Biden’s administration is sorting out how to respond to the Supreme Court’s decision last week in Dobbs v. Jackson Women’s Health Organization, which overturned the court’s 1973 ruling in Roe v. Wade. The decision means that abortion access is no longer federally protected up until the point of fetal viability, generally 22 to 24 weeks gestation.
The legality of abortion is now up to the states. As of Thursday morning, five states had total abortion bans in place, and several more have bans that could take effect pending legal challenges. Additional states have six-week bans in place that make it challenging to seek abortion care because patients may not know they are pregnant that early.

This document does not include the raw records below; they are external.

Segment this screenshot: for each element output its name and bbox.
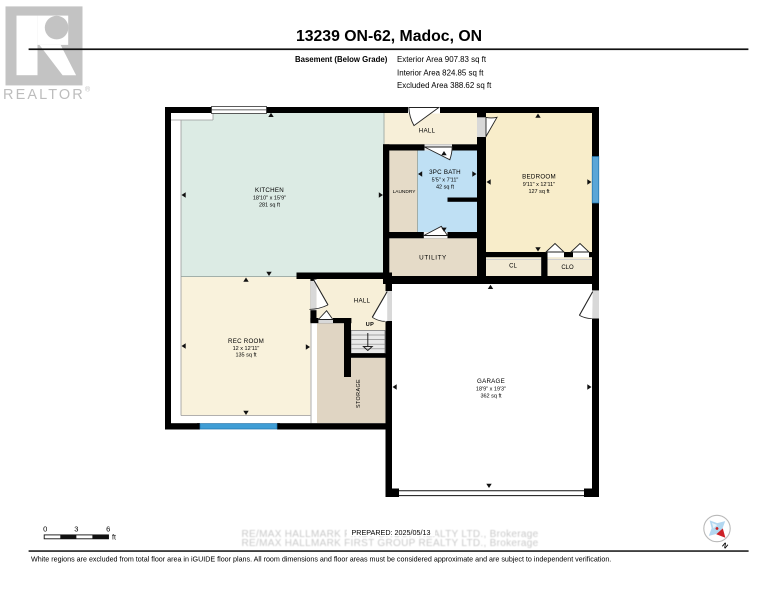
svg-text:REALTOR: REALTOR <box>3 87 85 103</box>
svg-text:5'5" x 7'11": 5'5" x 7'11" <box>432 178 459 184</box>
svg-text:BEDROOM: BEDROOM <box>522 174 556 181</box>
svg-text:®: ® <box>85 86 91 94</box>
svg-text:Excluded Area 388.62 sq ft: Excluded Area 388.62 sq ft <box>397 81 492 90</box>
svg-text:6: 6 <box>106 525 110 534</box>
svg-text:13239 ON-62, Madoc, ON: 13239 ON-62, Madoc, ON <box>296 28 482 45</box>
svg-text:STORAGE: STORAGE <box>356 379 362 408</box>
svg-text:CLO: CLO <box>561 265 574 271</box>
svg-text:N: N <box>720 542 728 551</box>
svg-text:REC ROOM: REC ROOM <box>228 338 264 345</box>
svg-text:18'10" x 15'9": 18'10" x 15'9" <box>253 196 286 202</box>
svg-text:0: 0 <box>43 525 47 534</box>
svg-text:281 sq ft: 281 sq ft <box>259 203 281 209</box>
svg-text:RE/MAX HALLMARK FIRST GROUP RE: RE/MAX HALLMARK FIRST GROUP REALTY LTD.,… <box>242 538 539 549</box>
svg-text:135 sq ft: 135 sq ft <box>235 353 257 359</box>
svg-text:PREPARED: 2025/05/13: PREPARED: 2025/05/13 <box>352 528 431 537</box>
svg-text:Exterior Area 907.83 sq ft: Exterior Area 907.83 sq ft <box>397 55 487 64</box>
svg-text:GARAGE: GARAGE <box>477 378 505 385</box>
svg-text:3: 3 <box>74 525 78 534</box>
svg-text:3PC BATH: 3PC BATH <box>429 169 461 176</box>
svg-text:127 sq ft: 127 sq ft <box>528 189 550 195</box>
svg-text:Interior Area 824.85 sq ft: Interior Area 824.85 sq ft <box>397 69 484 78</box>
svg-text:362 sq ft: 362 sq ft <box>480 394 502 400</box>
svg-text:HALL: HALL <box>419 128 436 135</box>
svg-text:9'11" x 12'11": 9'11" x 12'11" <box>523 182 555 188</box>
svg-text:Basement (Below Grade): Basement (Below Grade) <box>295 55 388 64</box>
svg-text:18'9" x 19'3": 18'9" x 19'3" <box>476 387 506 393</box>
svg-text:UP: UP <box>366 322 374 328</box>
svg-text:CL: CL <box>509 264 517 270</box>
svg-text:ft: ft <box>112 535 116 542</box>
svg-text:12 x 12'11": 12 x 12'11" <box>233 346 260 352</box>
svg-text:White regions are excluded fro: White regions are excluded from total fl… <box>31 556 611 564</box>
svg-text:HALL: HALL <box>354 298 371 305</box>
svg-text:KITCHEN: KITCHEN <box>255 187 284 194</box>
svg-text:LAUNDRY: LAUNDRY <box>393 189 417 195</box>
svg-text:42 sq ft: 42 sq ft <box>436 185 455 191</box>
svg-text:UTILITY: UTILITY <box>419 255 447 262</box>
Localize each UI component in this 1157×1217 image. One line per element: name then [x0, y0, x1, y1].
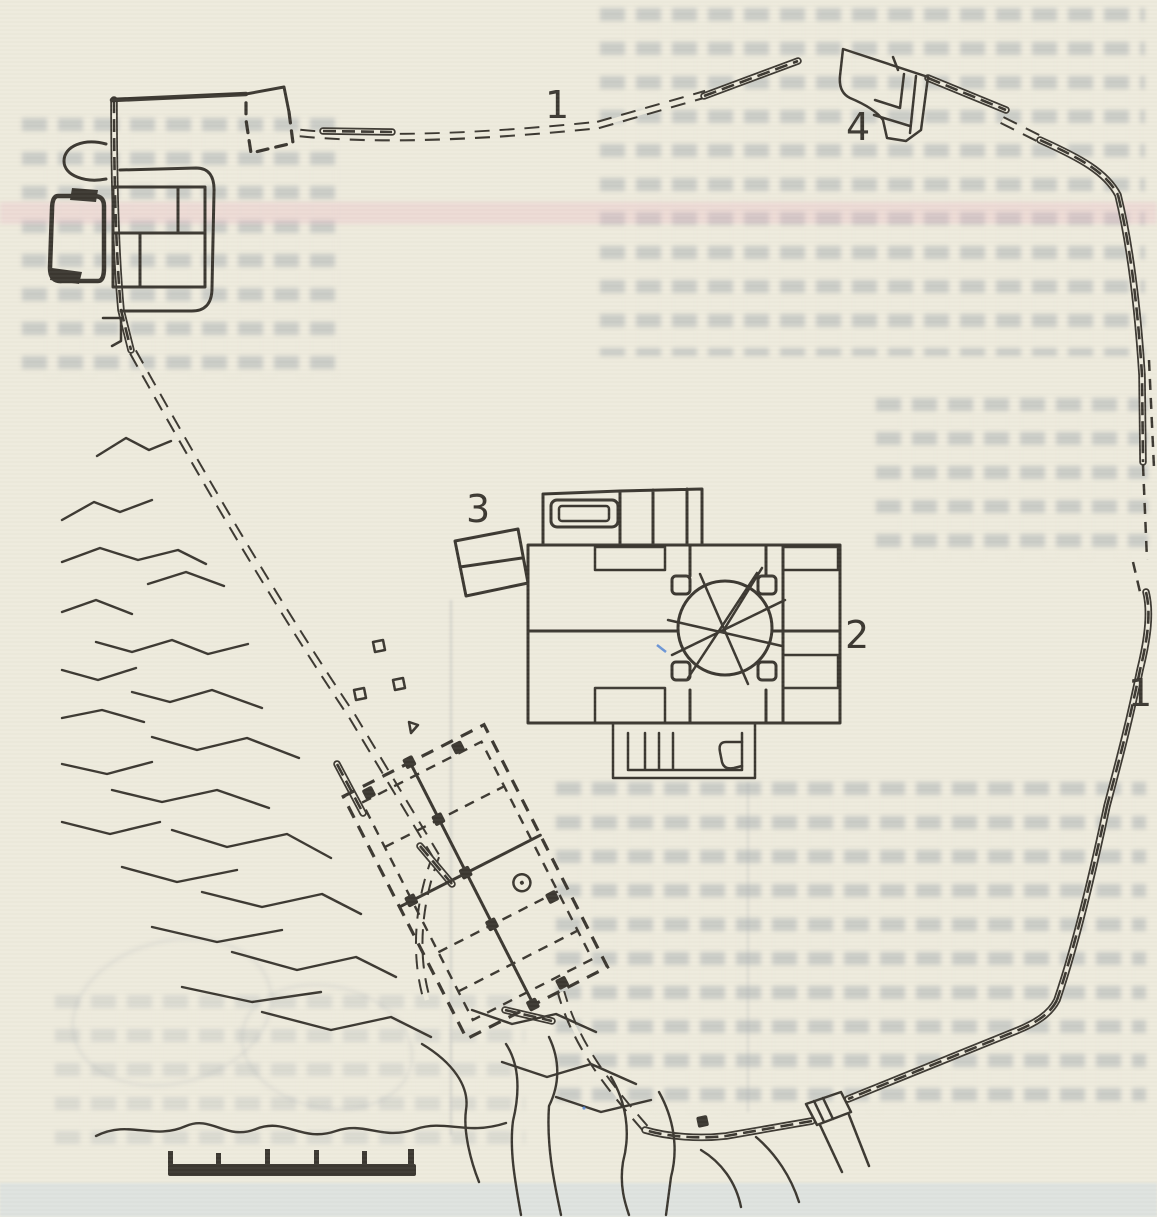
church-main-rect — [528, 545, 840, 723]
label-wall-north: 1 — [545, 83, 569, 127]
erosion-gullies — [62, 438, 799, 1215]
scattered-stones — [354, 640, 418, 733]
north-gate-passage — [874, 74, 916, 133]
tilted-tower-dashed-edge — [246, 96, 293, 153]
compound-well-dot — [519, 880, 524, 885]
church-recess-sw — [595, 688, 665, 723]
church-recess-nw — [595, 547, 665, 570]
dome-pier-nw — [672, 576, 690, 594]
church-axis-walls — [528, 547, 840, 723]
label-north-gate: 4 — [846, 105, 870, 149]
scanned-book-page: 1 1 2 3 4 — [0, 0, 1157, 1217]
dome-pier-se — [758, 662, 776, 680]
enclosure-wall — [133, 61, 1154, 1137]
church-recess-se — [783, 655, 838, 688]
scale-bar-ticks — [168, 1149, 414, 1165]
site-plan-figure: 1 1 2 3 4 — [0, 0, 1157, 1217]
gatehouse-north-wall — [112, 94, 246, 100]
south-gate — [696, 1092, 869, 1172]
label-central-building: 2 — [845, 613, 869, 657]
church-recess-ne — [783, 547, 838, 570]
church-nw-room-inner — [559, 506, 609, 521]
enclosure-wall-preserved-sections — [323, 61, 1148, 1137]
church-plan — [528, 489, 840, 778]
gatehouse-west-room — [50, 196, 104, 281]
church-porch-notch — [720, 742, 742, 768]
gatehouse-main-room — [120, 168, 214, 311]
dome-pier-ne — [758, 576, 776, 594]
curved-hook-wall — [64, 142, 106, 180]
scale-bar — [168, 1149, 416, 1176]
gatehouse-south-step — [103, 318, 121, 346]
south-gate-passage-walls — [820, 1115, 869, 1172]
gatehouse-inner-rooms — [113, 187, 205, 287]
gatehouse-complex — [50, 87, 293, 350]
wall-junction-pier — [696, 1115, 709, 1128]
small-building-outline — [455, 529, 528, 596]
church-north-block — [620, 489, 702, 545]
label-wall-east: 1 — [1128, 671, 1152, 715]
label-small-building: 3 — [466, 487, 490, 531]
wall-rubble — [50, 188, 98, 284]
church-south-porch — [613, 723, 755, 778]
north-gate-tick — [893, 57, 898, 70]
enclosure-wall-ruined-sections — [133, 94, 1154, 1128]
small-building — [455, 529, 528, 596]
feature-labels: 1 1 2 3 4 — [466, 83, 1152, 715]
tilted-tower-solid-edge — [246, 87, 289, 112]
dome-asterisk — [668, 568, 785, 684]
scale-bar-body — [168, 1164, 416, 1176]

Democrats are in control of both the House and the Senate, but the Women’s Health Protection Act, which would have codified abortion access, failed twice in the Senate after passing the House. It is unclear whether the WHPA could pass with 50 votes since Democratic Sen. Joe Manchin of West Virginia voted against it. Republican Sen. Susan Collins and Democratic Sen. Tim Kaine are working on a narrower bill that might have a better chance of receiving bipartisan support.
Many Democrats have urged Biden to use his executive authority to protect abortion access by providing travel vouchers for people in states with restrictive abortion laws and even opening clinics on federal land. Biden, however, has said his options to protect abortion access are limited and that the best path forward is for Congress to pass a law replacing Roe. He has also supported a filibuster carveout for voting rights legislation, which didn’t get through the Senate.
All 50 Democrats would need to back a filibuster change, and it’s not clear whether they do. Manchin and Sen. Kyrsten Sinema of Arizona are among those who have said they do not want to pursue filibuster changes more generally. Sinema supports Roe but not changing the filibuster to protect abortion rights because she says it would also be easier to restrict access when Republicans are in control. She has also pointed out that the filibuster has stopped Republicans from passing other restrictive abortion laws in the past.